The contempt for knowledge from books, experts, experienced teachers, etc. is a possible sustainable attitude only when the endeavor is efortless and its success or failure is irrelevant or not definable at all. Such as, operating a modern playback system for recorded audio.

Let's see, what was my own most recent use of "book learning?" Oh yeah, I'm rewiring several rooms of my house and I read some books on how to do it properly and consulted some professionals on some of the relevant specifics. I suppose hands-on experience would be a better way to learn the real cosmic truth about 120V alternating current, but unfortunately I can't afford to burn several houses down or electrocute myself several times to discover it for myself by trial and error. It appears that when the results actually matter, books, experts, and teachers matter too.

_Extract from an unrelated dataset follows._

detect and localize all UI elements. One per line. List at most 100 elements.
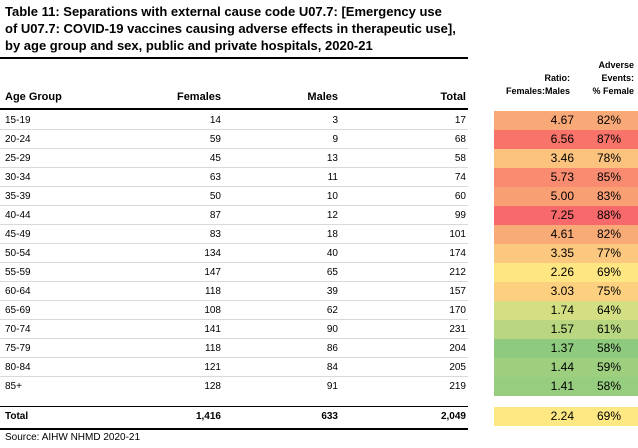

The bottom line is that no one, not even ES himself, cares whether his audio is perfect or not. (If he himself cared, then it would matter to him whether improvements were real or in his imagination, and he's said that it does not.) Given that starting point, there's nothing unreasonable about also not caring what books, experts, and teachers have to say about how to (and how not to) improve the performance of an audio system. Being an expert in subjective audio is like having an advanced degree in recess. No one bothers to confer or check the credentials, because no one cares, so one can claim anything and only a few skeptics -- people who actually care about the truth of the claims due to holding a particular philosophy concerning the nature of claims themselves -- will ever argue the issue.

If ES is ever called upon to do something requiring skill, for which actual success in the endeavor matters -- such as grow his own crops and survive on them, administer self-care to treat an injury or disease, play poker for money, or make love to a real woman -- then and only then might his attitude about books, experts, and teachers change.

Respectfully,
Myriad
 
1. You add a tweak and hear a real improvement. OR

2. You add a tweak and you imagine you hear an improvement.

But you don't care which is true?

If you buy gas for your car do care if that gas is real or imagined? It seems I'm really struggling to get my point across to you - your answers make no sense to me.



Where did I say that? Athletes winning gold medals can be verified in a number of ways. Your claims about improved sound quality can be verified by simple double-blind tests. Ever done any DBT? I would guess not as you don't care whether the improved sound quality is real or imagined.



So it's all about belief? You believe you can hear a difference. You don't care if that difference is real or imagined.

Seriously, do some double blind tests. You may be very surprised at the results.
That's not what I'm saying. The improved detail is never imagined. But the lack of detail could have been.
It's the same with athletes winning gold medals, it doesn't matter how they got to that skill level...The skill level is real. The detail in audio is real.